Chairman’s update 30/06/15
As we come into the holiday period I thought I would update you on some of the current and future work that ONI are involved with.
Much of the current work for optometry in both primary care and hospital is channelled via the “Developing Eye Care Partnerships Strategy” (DEP) where we work with many eye related stakeholders to improve eye care services and ensure that optometry plays a pivotal role.
This includes the PEARS (Primary Eye Assessment and Referral Service) which started in the Armagh/Dungannon area in September 2014. So far this has proven successful in terms of the patient satisfaction and the deflection of patients from casualty or their GP. This pilot finishes in August 2015 and will be evaluated in terms of appropriate clinical management, patient satisfaction and value for money. Over 500 patients have been seen so far with the vast majority being managed in optometric practice.
In glaucoma we are now over a year into our first Locally Enhanced Service for repeat pressure readings using goldmann. This is still working remarkably well with around 2/3 of the repeat measures taken not needing the patient to attend hospital. This has been seen as a key success for the profession in reducing unneeded hospital visits and is something we can be justifiably proud of. To have success like that is key when it comes to further negotiation of future services.
A planned next step via DEP will be to improve the referral refinement process for glaucoma further by training primary care optometrists in optic disc analysis and assessment of angles. This would of course attract a further fee.
The COSI (community optometrist with a special interest) positions started in the Shankill Health & Wellbeing centre at the end of last year under the supervision of ophthalmologists and there will be more glaucoma COSI positions in the future. I have also shared with the partners in DEP both the new SIGN guidance for glaucoma in Scotland and details of the glaucoma patient management pilot in Ayrshire where patients are seen by primary care optometrists for their pressures, fields, retinal photography, possibly OCT and other tests and these results are then sent to ophthalmology for assessment, thus ensuring the patient is seen close to home. So we have much to learn and aspire to from what has been tried successfully in other areas.
Another area that ONI is working on is the development of electronic links.
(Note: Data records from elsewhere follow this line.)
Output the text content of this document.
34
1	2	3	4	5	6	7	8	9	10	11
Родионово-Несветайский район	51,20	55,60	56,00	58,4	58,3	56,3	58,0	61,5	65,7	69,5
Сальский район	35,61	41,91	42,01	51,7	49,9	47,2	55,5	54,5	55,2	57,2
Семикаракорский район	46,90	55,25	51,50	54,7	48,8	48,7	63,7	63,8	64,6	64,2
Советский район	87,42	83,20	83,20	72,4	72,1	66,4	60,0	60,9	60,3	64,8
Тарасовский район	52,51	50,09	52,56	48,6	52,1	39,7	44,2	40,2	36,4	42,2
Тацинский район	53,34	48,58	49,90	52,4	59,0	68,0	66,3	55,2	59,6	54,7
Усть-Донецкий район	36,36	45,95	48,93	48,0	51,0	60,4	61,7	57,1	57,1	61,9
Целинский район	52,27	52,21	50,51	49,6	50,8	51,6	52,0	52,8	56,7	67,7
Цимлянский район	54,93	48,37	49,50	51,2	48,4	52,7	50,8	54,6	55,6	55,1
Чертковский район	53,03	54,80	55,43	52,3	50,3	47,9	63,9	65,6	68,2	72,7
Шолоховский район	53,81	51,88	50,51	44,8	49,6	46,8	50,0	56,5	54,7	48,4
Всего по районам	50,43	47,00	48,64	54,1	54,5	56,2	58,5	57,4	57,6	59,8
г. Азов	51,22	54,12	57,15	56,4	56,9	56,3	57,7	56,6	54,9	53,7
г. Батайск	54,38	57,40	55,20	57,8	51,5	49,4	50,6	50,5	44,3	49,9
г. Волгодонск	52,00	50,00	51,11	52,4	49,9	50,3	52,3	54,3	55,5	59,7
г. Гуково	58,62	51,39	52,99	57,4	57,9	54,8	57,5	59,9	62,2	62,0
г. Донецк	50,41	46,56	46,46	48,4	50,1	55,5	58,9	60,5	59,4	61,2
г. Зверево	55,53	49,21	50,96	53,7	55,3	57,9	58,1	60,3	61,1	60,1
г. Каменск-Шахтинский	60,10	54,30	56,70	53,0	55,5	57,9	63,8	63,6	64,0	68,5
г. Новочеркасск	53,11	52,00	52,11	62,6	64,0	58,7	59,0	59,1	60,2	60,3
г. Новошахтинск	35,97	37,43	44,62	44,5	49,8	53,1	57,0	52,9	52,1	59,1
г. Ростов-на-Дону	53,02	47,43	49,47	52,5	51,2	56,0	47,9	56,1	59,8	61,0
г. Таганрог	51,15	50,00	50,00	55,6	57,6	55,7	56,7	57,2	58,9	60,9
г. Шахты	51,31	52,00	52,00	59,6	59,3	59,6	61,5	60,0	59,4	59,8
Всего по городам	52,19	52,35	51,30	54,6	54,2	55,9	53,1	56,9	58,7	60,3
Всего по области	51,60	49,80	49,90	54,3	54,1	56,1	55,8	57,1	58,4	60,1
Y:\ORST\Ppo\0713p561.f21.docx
This is an area that has been developed to enable the lookup facility for health care numbers and also payment of GOS. Later this year another pilot will commence in approximately 25 GOS practices across NI to send electronic referrals. The plan here is also for the optometrist to have sight of the ECR (Electronic Care Record) which will show medications and hospital results such as diabetic screening. Eventually we hope that all optometry practices will have Health & Social Care e-mail address to ensure safe transfer of information and images.
Finally, in September 2015, to coincide with National Eye Health Week, ONI will be co-ordinating an advertising and PR campaign across Northern Ireland highlighting the importance of eye examinations.